Mr. Blonder, who has tried for several years to keep his restaurant open past midnight, was uncertain when the new hours would go into effect, explaining he also has to get approval from the city's liquor board.
"I think the citizens of Annapolis will be proud of what we do," he said after the council action, as he received congratulations from well-wishers.
The council's action came one month after some 75 residents packed City Hall and urged the council to reject the proposal.
"It's just going to attract more people and more drunkenness and more loud noises for the residents," predicted a disappointed John Prehn, a King George Street resident who attended the council meeting with his wife, Mary.
Voting in favor of the restaurant's application were Mayor Alfred A. Hopkins; and Aldermen Samuel Gilmer, D-Ward 3; Theresa DeGraff, R-Ward 7; Carl O. Snowden, D-Ward 5; and Ellen Moyers, D-Ward 8.
Opposing the later hours were Aldermen John Hammond, R-Ward 1; Dean L. Johnson, I-Ward 2; Ruth Gray, R-Ward 4; and Wayne Turner, R-Ward 6.
Residents circulated a petition that would have forced Mr. Blonder to obtain a 7-2 super-majority on the council. But the super-majority law was struck down last week by an Anne Arundel County Circuit Court judge.
Mr. Hammond, who has said he would consider an appeal of the judge's action, urged the council to table the application until the legal questions could be resolved. But that move was defeated.
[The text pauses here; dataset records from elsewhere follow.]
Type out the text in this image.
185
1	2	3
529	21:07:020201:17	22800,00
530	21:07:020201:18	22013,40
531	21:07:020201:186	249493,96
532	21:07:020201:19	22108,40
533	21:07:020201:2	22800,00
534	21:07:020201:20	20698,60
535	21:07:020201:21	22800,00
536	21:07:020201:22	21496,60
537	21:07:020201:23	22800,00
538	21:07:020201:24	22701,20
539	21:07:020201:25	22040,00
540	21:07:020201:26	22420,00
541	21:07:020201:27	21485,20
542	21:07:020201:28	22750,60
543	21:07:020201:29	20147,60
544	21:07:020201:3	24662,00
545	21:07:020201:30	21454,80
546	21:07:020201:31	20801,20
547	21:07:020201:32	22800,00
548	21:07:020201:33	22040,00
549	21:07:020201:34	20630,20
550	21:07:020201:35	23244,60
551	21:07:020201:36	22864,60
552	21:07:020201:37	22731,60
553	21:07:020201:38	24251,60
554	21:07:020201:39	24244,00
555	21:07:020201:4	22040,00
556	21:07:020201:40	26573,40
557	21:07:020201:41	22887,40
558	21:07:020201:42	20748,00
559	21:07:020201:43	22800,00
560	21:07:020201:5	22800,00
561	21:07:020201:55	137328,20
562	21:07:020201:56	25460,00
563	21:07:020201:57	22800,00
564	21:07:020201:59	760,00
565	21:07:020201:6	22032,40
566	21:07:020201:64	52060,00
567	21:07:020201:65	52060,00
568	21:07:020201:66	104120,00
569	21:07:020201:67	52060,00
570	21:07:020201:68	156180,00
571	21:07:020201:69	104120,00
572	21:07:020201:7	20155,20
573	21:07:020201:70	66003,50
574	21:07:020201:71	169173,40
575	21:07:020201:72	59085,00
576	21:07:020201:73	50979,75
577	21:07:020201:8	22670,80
Mr. Hammond, whose district includes Buddy's, said residents may decide on a referendum to settle such issues.
"This will become a 2 o'clock town," Ms. Gray said after the vote. "We have to balance quality of life vs. tourism and entertainment."
But supporters of the later hours said other neighborhood taverns, such as Fran O'Brien's across the street, hold 2 a.m. licenses. "What we need to be is consistent," Ms. DeGraff said.
But the council did not have to "blindly" follow past actions, said Mr. Johnson, quoting playwright George Bernard Shaw that consistency is the hobgoblin of a little mind.
el,.5l The famed playwright was known to "take a few drinks" and stay up past 2 a.m, rejoined Mr. Snowden.
"The reality is it's already a 2 o'clock town," he said.
Mr. Turner, noting the operating hours of a licensee has not been extended since 1983, said he expected a flurry of requests from other bars and restaurants.